Like many frustrated dieters,
Carmela Turner figures she's tried them all —— low-calorie
diets, low-fat diets, starvation diets. "I'd lose maybe
20 pounds and gain them right back again, plus a few more,
usually."
Last January, when she hit 257 pounds, Turner decided
enough was enough. She ditched
the idea of dieting and did what her ex-football player
husband had been advising all along: She joined a fitness
club, where she began working out five times a week. Ten
months later, she had lost 85 pounds. "I don't know
why, but exercise just worked for me," says Turner,
38. "And to my surprise, I love it." Pat, 39,
always figured exercise would work for her too. An editor
at a New York-based health magazine, she hit the gym five
times a week and went hiking with her husband every chance
she got. "But all that exercise didn't keep the pounds
off," says Pat. When the scale hit 200, she turned
to dieting, cutting back on fatty foods, sweets, and total
calories. "A year later I'm down to 162 and still losing
weight."
Researchers stress that we need diet and exercise to
drop pounds. "The most effective way to lose weight
is with a combination," says Rena Wing, co-founder
of the National Weight Control Registry.
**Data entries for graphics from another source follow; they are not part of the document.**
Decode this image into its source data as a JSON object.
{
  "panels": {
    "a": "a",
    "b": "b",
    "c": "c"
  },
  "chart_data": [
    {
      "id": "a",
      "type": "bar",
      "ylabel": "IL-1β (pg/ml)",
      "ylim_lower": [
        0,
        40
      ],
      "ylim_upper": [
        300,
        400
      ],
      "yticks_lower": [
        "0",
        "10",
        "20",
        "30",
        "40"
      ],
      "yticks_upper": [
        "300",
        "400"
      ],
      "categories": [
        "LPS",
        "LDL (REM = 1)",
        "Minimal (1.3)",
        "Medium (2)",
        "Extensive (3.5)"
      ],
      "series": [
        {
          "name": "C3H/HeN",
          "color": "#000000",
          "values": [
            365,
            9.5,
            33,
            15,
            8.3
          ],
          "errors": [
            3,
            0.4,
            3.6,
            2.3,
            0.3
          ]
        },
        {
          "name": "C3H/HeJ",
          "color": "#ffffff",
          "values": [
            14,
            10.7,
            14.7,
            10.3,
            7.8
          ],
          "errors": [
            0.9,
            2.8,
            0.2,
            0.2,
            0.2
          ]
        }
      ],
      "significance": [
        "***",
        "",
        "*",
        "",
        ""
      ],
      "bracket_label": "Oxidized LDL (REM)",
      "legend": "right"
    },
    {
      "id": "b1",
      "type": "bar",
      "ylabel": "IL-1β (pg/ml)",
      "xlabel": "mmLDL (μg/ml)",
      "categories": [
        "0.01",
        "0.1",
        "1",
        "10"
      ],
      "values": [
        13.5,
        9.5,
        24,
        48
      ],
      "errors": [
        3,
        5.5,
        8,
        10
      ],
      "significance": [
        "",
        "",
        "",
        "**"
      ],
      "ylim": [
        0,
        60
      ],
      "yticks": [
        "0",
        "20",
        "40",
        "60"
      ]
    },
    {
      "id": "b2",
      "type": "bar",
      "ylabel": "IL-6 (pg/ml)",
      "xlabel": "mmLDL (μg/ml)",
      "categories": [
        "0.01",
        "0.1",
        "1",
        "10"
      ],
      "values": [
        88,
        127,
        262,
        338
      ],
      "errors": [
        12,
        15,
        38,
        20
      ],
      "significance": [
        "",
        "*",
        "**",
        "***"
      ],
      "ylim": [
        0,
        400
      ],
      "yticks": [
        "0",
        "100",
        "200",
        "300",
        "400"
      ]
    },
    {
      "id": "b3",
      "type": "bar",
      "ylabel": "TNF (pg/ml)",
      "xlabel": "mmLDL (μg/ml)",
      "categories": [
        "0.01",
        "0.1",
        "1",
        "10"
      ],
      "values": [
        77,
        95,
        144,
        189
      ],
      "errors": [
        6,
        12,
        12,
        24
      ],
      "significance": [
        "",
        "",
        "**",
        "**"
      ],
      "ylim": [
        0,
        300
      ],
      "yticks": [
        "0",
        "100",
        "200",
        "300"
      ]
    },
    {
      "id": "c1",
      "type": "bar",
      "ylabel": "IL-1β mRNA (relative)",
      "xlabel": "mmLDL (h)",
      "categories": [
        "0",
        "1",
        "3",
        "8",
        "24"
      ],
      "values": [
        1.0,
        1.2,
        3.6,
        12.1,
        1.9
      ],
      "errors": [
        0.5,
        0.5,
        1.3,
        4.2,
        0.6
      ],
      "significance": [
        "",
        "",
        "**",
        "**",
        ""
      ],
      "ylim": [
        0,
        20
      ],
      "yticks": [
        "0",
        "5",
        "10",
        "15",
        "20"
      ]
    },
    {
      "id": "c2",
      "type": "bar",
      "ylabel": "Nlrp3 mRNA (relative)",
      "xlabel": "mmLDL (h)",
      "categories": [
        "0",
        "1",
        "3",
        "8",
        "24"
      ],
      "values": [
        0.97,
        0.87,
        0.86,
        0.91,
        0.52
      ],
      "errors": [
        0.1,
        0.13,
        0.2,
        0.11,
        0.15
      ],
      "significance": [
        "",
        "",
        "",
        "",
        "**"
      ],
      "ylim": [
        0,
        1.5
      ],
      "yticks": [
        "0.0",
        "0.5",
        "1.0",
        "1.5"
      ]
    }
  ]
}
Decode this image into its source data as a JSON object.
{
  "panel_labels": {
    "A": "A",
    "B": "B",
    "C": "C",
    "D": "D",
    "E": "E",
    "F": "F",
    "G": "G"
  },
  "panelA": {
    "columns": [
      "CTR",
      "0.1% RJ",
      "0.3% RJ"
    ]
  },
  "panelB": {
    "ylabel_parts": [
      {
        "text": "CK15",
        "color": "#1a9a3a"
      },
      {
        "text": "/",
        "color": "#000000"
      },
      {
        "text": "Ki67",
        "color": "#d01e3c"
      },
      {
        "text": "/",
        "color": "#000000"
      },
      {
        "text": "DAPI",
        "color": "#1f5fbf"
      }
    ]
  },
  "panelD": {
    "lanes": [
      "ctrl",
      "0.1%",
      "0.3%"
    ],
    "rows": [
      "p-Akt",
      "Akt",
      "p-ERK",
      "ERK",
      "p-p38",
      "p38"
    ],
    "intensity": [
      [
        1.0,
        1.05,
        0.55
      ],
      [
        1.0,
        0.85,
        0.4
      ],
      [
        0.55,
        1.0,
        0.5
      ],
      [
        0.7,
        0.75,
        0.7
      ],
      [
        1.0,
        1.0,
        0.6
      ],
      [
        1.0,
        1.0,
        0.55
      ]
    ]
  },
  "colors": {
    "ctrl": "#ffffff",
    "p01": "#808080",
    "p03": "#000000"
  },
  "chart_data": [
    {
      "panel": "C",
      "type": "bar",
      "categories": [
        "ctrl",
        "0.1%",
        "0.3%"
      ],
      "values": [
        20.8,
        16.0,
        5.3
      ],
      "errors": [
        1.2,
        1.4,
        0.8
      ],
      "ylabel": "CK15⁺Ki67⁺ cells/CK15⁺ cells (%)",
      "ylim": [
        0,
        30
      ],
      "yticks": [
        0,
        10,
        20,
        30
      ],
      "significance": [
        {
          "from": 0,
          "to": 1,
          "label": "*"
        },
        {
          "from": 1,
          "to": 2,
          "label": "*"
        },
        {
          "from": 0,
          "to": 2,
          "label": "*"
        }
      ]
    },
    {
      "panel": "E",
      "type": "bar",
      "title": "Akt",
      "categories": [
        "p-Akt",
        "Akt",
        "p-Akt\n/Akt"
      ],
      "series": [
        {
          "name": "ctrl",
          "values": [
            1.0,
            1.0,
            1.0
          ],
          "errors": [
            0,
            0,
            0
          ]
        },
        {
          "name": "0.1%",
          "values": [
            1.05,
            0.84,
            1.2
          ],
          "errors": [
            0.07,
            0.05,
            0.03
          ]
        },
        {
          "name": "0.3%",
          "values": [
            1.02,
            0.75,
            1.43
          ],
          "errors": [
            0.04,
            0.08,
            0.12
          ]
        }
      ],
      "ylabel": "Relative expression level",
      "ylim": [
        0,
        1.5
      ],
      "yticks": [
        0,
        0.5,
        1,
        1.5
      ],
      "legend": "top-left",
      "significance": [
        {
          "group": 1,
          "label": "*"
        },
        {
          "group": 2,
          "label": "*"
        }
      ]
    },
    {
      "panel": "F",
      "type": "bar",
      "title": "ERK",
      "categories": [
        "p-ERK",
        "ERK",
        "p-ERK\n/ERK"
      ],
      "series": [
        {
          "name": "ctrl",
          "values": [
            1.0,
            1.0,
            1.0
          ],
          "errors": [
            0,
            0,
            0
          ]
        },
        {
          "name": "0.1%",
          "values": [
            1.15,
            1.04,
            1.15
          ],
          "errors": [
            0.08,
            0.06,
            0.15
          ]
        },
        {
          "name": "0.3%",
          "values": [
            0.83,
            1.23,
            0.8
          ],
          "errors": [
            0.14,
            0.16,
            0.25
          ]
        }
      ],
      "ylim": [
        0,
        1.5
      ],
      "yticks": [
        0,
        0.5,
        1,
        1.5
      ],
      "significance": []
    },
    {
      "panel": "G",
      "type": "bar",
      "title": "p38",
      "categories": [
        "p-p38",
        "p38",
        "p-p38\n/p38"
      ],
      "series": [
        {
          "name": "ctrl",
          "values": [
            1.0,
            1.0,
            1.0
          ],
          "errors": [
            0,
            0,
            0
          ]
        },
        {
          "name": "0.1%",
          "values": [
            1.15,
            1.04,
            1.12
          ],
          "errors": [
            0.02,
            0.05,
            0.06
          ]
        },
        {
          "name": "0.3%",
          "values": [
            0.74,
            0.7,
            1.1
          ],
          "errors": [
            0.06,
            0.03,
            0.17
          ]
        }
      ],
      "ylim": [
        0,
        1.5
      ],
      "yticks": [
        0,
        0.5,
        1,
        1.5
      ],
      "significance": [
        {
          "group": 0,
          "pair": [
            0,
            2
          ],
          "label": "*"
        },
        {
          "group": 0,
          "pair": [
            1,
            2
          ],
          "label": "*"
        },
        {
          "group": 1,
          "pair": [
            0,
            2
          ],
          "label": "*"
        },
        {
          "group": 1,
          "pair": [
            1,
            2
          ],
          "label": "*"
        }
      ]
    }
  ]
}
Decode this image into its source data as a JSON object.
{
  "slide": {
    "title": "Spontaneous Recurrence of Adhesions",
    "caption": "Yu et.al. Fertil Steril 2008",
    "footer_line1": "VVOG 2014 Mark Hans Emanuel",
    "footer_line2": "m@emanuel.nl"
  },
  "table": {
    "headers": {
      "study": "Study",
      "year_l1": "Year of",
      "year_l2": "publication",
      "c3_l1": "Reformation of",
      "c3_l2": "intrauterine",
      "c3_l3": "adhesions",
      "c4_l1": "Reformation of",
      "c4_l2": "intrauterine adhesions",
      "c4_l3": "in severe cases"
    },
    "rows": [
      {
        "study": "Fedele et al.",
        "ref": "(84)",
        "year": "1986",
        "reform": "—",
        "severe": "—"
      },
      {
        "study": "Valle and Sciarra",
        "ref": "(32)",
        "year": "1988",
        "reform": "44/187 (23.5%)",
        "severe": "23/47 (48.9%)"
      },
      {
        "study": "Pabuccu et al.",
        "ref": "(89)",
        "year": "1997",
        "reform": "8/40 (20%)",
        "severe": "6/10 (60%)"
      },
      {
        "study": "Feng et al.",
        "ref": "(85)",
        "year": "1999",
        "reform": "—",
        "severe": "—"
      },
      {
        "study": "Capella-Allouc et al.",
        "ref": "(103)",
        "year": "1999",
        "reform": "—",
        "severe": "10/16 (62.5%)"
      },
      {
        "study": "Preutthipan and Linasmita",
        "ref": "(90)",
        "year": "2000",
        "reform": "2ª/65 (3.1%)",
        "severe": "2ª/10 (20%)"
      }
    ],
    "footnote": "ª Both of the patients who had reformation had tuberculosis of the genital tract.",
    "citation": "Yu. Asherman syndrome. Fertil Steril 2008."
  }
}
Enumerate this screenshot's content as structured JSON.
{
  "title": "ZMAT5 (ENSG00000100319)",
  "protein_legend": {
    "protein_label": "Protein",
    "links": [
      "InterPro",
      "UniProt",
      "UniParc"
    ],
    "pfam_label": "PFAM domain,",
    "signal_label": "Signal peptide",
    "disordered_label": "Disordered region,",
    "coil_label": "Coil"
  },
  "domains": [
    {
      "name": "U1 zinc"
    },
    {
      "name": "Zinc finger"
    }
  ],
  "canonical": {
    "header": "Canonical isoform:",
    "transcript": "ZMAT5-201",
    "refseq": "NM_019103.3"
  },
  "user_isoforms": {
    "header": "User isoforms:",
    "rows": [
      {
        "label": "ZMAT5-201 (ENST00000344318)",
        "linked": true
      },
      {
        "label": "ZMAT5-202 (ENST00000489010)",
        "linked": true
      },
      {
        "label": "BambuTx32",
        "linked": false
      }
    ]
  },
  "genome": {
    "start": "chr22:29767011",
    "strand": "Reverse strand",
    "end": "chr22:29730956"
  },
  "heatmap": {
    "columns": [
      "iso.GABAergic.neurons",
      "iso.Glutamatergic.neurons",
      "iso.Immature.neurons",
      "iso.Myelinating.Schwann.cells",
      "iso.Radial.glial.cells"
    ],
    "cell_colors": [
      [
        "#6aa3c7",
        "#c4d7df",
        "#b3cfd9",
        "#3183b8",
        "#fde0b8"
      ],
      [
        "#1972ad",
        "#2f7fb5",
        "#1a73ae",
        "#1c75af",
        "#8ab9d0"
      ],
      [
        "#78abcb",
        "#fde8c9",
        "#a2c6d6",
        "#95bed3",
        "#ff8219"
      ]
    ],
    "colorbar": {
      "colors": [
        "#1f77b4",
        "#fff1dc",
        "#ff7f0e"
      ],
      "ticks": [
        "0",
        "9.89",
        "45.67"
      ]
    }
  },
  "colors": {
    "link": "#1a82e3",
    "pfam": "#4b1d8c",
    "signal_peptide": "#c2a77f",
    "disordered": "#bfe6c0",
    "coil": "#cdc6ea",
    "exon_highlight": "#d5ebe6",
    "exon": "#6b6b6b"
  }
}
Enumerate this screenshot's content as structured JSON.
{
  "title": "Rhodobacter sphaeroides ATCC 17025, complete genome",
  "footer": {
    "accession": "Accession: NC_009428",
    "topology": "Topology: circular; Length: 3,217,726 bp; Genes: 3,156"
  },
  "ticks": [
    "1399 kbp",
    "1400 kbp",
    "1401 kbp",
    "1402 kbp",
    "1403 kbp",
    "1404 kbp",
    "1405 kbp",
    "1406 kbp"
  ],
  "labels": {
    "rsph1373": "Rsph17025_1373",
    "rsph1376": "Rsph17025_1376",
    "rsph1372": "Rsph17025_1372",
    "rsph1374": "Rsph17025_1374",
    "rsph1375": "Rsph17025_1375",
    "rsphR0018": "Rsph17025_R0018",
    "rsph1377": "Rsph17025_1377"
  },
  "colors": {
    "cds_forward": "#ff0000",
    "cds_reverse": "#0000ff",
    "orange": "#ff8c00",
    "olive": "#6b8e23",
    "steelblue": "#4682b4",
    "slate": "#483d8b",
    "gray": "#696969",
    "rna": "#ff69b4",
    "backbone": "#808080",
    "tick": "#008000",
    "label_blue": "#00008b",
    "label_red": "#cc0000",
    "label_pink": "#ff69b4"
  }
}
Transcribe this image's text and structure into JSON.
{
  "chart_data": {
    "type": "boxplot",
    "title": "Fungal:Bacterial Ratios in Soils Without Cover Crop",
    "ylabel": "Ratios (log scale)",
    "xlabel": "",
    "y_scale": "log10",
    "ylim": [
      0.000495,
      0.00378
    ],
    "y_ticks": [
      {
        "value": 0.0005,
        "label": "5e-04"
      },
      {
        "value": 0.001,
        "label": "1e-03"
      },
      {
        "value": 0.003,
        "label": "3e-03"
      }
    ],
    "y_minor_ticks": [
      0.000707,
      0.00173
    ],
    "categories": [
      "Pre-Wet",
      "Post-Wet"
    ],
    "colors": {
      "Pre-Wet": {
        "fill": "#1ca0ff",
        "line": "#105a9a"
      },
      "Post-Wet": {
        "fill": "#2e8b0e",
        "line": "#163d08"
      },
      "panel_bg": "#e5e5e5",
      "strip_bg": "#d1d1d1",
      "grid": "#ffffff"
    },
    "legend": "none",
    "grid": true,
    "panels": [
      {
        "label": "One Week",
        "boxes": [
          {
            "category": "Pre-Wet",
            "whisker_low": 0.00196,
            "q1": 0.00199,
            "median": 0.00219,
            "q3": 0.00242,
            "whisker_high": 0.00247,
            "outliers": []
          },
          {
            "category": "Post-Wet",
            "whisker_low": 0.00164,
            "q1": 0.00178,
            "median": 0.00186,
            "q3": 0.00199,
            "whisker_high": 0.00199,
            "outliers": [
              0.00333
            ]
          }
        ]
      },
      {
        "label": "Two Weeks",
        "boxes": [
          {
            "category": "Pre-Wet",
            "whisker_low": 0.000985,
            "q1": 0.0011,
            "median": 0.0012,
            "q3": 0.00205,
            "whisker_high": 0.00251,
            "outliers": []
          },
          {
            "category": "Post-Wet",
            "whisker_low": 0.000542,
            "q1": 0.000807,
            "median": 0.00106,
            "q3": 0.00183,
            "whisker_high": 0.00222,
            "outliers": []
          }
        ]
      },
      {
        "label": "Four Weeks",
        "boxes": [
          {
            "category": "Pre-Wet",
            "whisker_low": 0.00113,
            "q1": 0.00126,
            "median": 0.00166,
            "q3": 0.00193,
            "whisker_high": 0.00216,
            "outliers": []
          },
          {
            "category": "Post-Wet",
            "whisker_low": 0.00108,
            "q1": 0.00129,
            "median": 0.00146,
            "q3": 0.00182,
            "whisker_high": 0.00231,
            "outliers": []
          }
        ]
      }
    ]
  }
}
But experts also
admit that many would-be losers find it helps to concentrate
on one or the other. "A lot of people feel overwhelmed
at the thought of changing everything —— diet, lifestyle,
the whole shebang,"
says Bess Marcus, professor of psychiatry
and human behavior at Brown University Medical School. "So
ask yourself, 'Where do I want to start? What am I willing
to focus on?'"
The answer depends on everything from what you hope to
achieve to how your life is organized. If you're in a big
hurry to drop pounds fast, dieting is the way to go. Decades
of research have shown it's the surest and quickest
method. "It's much easier for most people to cut back
on calories by controlling what they eat than by burning
an equivalent number of calories through physical activity,"
says Wing. Here's why. Let's say you want to lose a pound
a week. You'll need a daily deficit
of roughly 500 calories. On a diet, you can reach that goal
by cutting back your portion sizes at dinner by one-third
and eating an apple instead of a slice of apple pie for
dessert. To burn that number of calories through activity,
however, you'll need to jog
for an hour. If you're more concerned with how you look
than with numbers on the scale, though, exercise may be
the way to go. By increasing physical activity, you'll burn
fat and build muscle tissue. Dieters often end up losing
both fat and muscle tissue. Scientists at Queen's University
in Canada recently compared the effects of diet versus
exercise in 30 men. Over three months, volunteers in both
groups lost more than 16 pounds. But the exercisers lost
almost two pounds more body fat than did the dieters. "Losing
fat and not muscle is really the goal of healthy weight
loss," says exercise physiologist Robert Ross, who
led the study.
Exercise also may be your best bet if you're committed
to losing weight and keeping it off for good. In the mid-1990s,
obesity researcher John Foreyt,
and his team at Baylor College of Medicine, tested three
weight-loss approaches in a group of 127 men and women.
Some volunteers ate a low-calorie diet. Others exercised
at least three times a week doing brisk walks. The rest
did both. At the end of the first year, the dieters had
lost an average of 15 pounds, the exercisers 6 pounds, and
the combination group almost 20 pounds. After the second
year, however, the dieters were heavier than their starting
weight. People in the combination group regained all but
five pounds of their losses. Only members of the exercise
group held steady. Why? Foreyt has an idea. "No one
ever grows to like dieting, but some people begin to like
being more physically active," he says. "Over
time they're more likely to stick with exercise than
with diet —— and to maintain their weight loss."
Your best approach is one that suits your temperament
and lifestyle. Like to cook? "When you prepare meals
yourself, you can control exactly what goes into them, which
makes it much easier to cut back on saturated
fat and add more fruit, vegetables and whole grains to the
menu," says John LaPuma, a physician and director of
a weight-loss research and education program in Santa Barbara,
Calif.
If you hate the thought of counting calories, you're
a candidate for exercise. Be prepared to burn plenty of
calories, though. Most people who lose weight through activity
have to expend about 2500 extra calories a week, the equivalent
of taking a brisk hour-long walk daily. Finally, consider
your past. If you've tried and failed at one approach, consider
the other. "A lot of people have become so frustrated
that they begin to think they'll never be able to lose weight,"
says Marcus. "That's when it's time to try something
new. Even a small step forward can help people regain confidence
and convince themselves they can make even bigger changes."